Just a quick bit on the near more allocation algorithm.. the report at
the provided link refers to a v3.18 kernel, which apparently was old
even at the time of the report. Regardless, the allocation algorithm was
reworked in commit dc8e69bd7218 ("xfs: optimize near mode bnobt scans
with concurrent cntbt lookups") to address this kind of problem. That
patch landed in v5.5. It might be worth trying that to see if it allows
you to unroll the AG size mitigation (which seems to have just
transferred the original inefficiency from the allocation code to
management of excessive AG counts)...

Brian

> Thanks,
> Alex.
> 
> 
> 
> -----Original Message----- From: Dave Chinner
> Sent: Monday, November 16, 2020 11:30 PM
> To: Alex Lyakas
> Cc: linux-xfs@vger.kernel.org
> Subject: Re: RCU stall in xfs_reclaim_inodes_ag
> 
> On Mon, Nov 16, 2020 at 07:45:46PM +0200, Alex Lyakas wrote:
> > Greetings XFS community,
> > 
> > We had an RCU stall [1]. According to the code, it happened in
> > radix_tree_gang_lookup_tag():
> > 
> > rcu_read_lock();
> > nr_found = radix_tree_gang_lookup_tag(
> >        &pag->pag_ici_root,
> >        (void **)batch, first_index,
> >        XFS_LOOKUP_BATCH,
> >        XFS_ICI_RECLAIM_TAG);
> > 
> > 
> > This XFS system has over 100M files. So perhaps looping inside the radix
> > tree took too long, and it was happening in RCU read-side critical
> > seciton.
> > This is one of the possible causes for RCU stall.
> 
> Doubt it. According to the trace it was stalled for 60s, and a
> radix tree walk of 100M entries only takes a second or two.
> 
> Further, unless you are using inode32, the inodes will be spread
> across multiple radix trees and that makes the radix trees much
> smaller and even less likely to take this long to run a traversal.
> 
> This could be made a little more efficient by adding a "last index"

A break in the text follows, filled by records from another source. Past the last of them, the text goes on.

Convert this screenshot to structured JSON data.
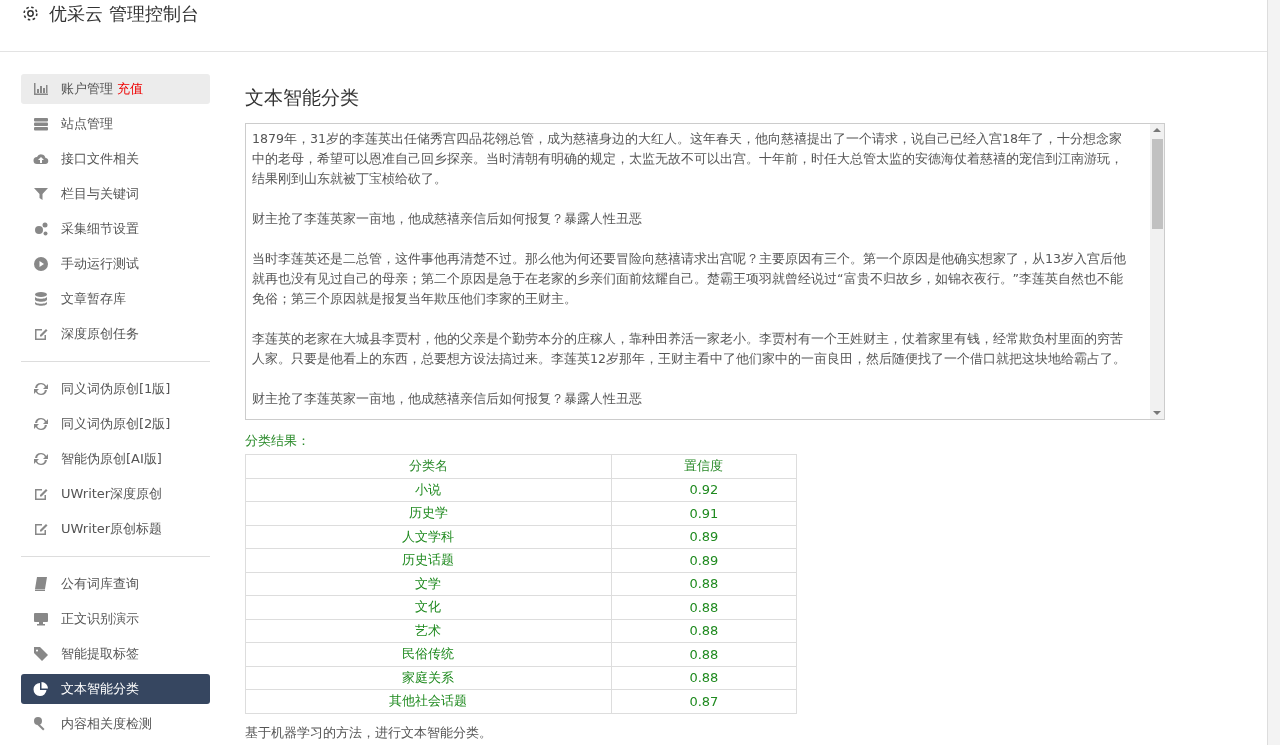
{
  "header": {
    "title": "优采云 管理控制台"
  },
  "sidebar": {
    "groups": [
      {
        "items": [
          {
            "label": "账户管理",
            "badge": "充值",
            "hovered": true,
            "selected": false
          },
          {
            "label": "站点管理",
            "hovered": false,
            "selected": false
          },
          {
            "label": "接口文件相关",
            "hovered": false,
            "selected": false
          },
          {
            "label": "栏目与关键词",
            "hovered": false,
            "selected": false
          },
          {
            "label": "采集细节设置",
            "hovered": false,
            "selected": false
          },
          {
            "label": "手动运行测试",
            "hovered": false,
            "selected": false
          },
          {
            "label": "文章暂存库",
            "hovered": false,
            "selected": false
          },
          {
            "label": "深度原创任务",
            "hovered": false,
            "selected": false
          }
        ]
      },
      {
        "items": [
          {
            "label": "同义词伪原创[1版]",
            "hovered": false,
            "selected": false
          },
          {
            "label": "同义词伪原创[2版]",
            "hovered": false,
            "selected": false
          },
          {
            "label": "智能伪原创[AI版]",
            "hovered": false,
            "selected": false
          },
          {
            "label": "UWriter深度原创",
            "hovered": false,
            "selected": false
          },
          {
            "label": "UWriter原创标题",
            "hovered": false,
            "selected": false
          }
        ]
      },
      {
        "items": [
          {
            "label": "公有词库查询",
            "hovered": false,
            "selected": false
          },
          {
            "label": "正文识别演示",
            "hovered": false,
            "selected": false
          },
          {
            "label": "智能提取标签",
            "hovered": false,
            "selected": false
          },
          {
            "label": "文本智能分类",
            "hovered": false,
            "selected": true
          },
          {
            "label": "内容相关度检测",
            "hovered": false,
            "selected": false
          }
        ]
      }
    ]
  },
  "main": {
    "title": "文本智能分类",
    "text_input": {
      "paragraphs": [
        "1879年，31岁的李莲英出任储秀宫四品花翎总管，成为慈禧身边的大红人。这年春天，他向慈禧提出了一个请求，说自己已经入宫18年了，十分想念家中的老母，希望可以恩准自己回乡探亲。当时清朝有明确的规定，太监无故不可以出宫。十年前，时任大总管太监的安德海仗着慈禧的宠信到江南游玩，结果刚到山东就被丁宝桢给砍了。",
        "财主抢了李莲英家一亩地，他成慈禧亲信后如何报复？暴露人性丑恶",
        "当时李莲英还是二总管，这件事他再清楚不过。那么他为何还要冒险向慈禧请求出宫呢？主要原因有三个。第一个原因是他确实想家了，从13岁入宫后他就再也没有见过自己的母亲；第二个原因是急于在老家的乡亲们面前炫耀自己。楚霸王项羽就曾经说过“富贵不归故乡，如锦衣夜行。”李莲英自然也不能免俗；第三个原因就是报复当年欺压他们李家的王财主。",
        "李莲英的老家在大城县李贾村，他的父亲是个勤劳本分的庄稼人，靠种田养活一家老小。李贾村有一个王姓财主，仗着家里有钱，经常欺负村里面的穷苦人家。只要是他看上的东西，总要想方设法搞过来。李莲英12岁那年，王财主看中了他们家中的一亩良田，然后随便找了一个借口就把这块地给霸占了。",
        "财主抢了李莲英家一亩地，他成慈禧亲信后如何报复？暴露人性丑恶"
      ]
    },
    "results_label": "分类结果：",
    "table": {
      "columns": [
        "分类名",
        "置信度"
      ],
      "rows": [
        [
          "小说",
          "0.92"
        ],
        [
          "历史学",
          "0.91"
        ],
        [
          "人文学科",
          "0.89"
        ],
        [
          "历史话题",
          "0.89"
        ],
        [
          "文学",
          "0.88"
        ],
        [
          "文化",
          "0.88"
        ],
        [
          "艺术",
          "0.88"
        ],
        [
          "民俗传统",
          "0.88"
        ],
        [
          "家庭关系",
          "0.88"
        ],
        [
          "其他社会话题",
          "0.87"
        ]
      ]
    },
    "footnote": "基于机器学习的方法，进行文本智能分类。"
  }
}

> parameter to tell the search where to stop (i.e. if the batch count
> has not yet been reached), but in general that makes little
> difference to the search because the radix tree walk finds the next
> inodes in a few pointer chases...
> 
> > This happened in kernel 4.14.99, but looking at latest mainline code, code
> > is still the same.
> 
> These inode radix trees have been used in XFS since 2008, and this
> is the first time anyone has reported a stall like this, so I'm
> doubtful that there is actually a general bug. My suspicion for such
> a rare occurrence would be memory corruption of some kind or a
> leaked atomic/rcu state in some other code on that CPU....
> 
> > Can anyone please advise how to address that? It is not possible to put
> > cond_resched() inside the radix tree code, because it can be used with
> > spinlocks, and perhaps other contexts where sleeping is not allowed.
> 
> I don't think there is a solution to this problem - it just
> shouldn't happen in when everything is operating normally as it's
> just a tag search on an indexed tree.
> 
> Hence even if there was a hack to stop stall warnings, it won't fix
> whatever problem is leading to the rcu stall. The system will then
> just spin burning CPU, and eventually something else will fail.
> 
> IOWs, unless you can reproduce this stall and find out what is wrong
> in the radix tree that is leading to it looping forever, there's
> likely nothing we can do to avoid this.
> 
> Cheers,
> 
> Dave.
> -- 
> Dave Chinner
> david@fromorbit.com
>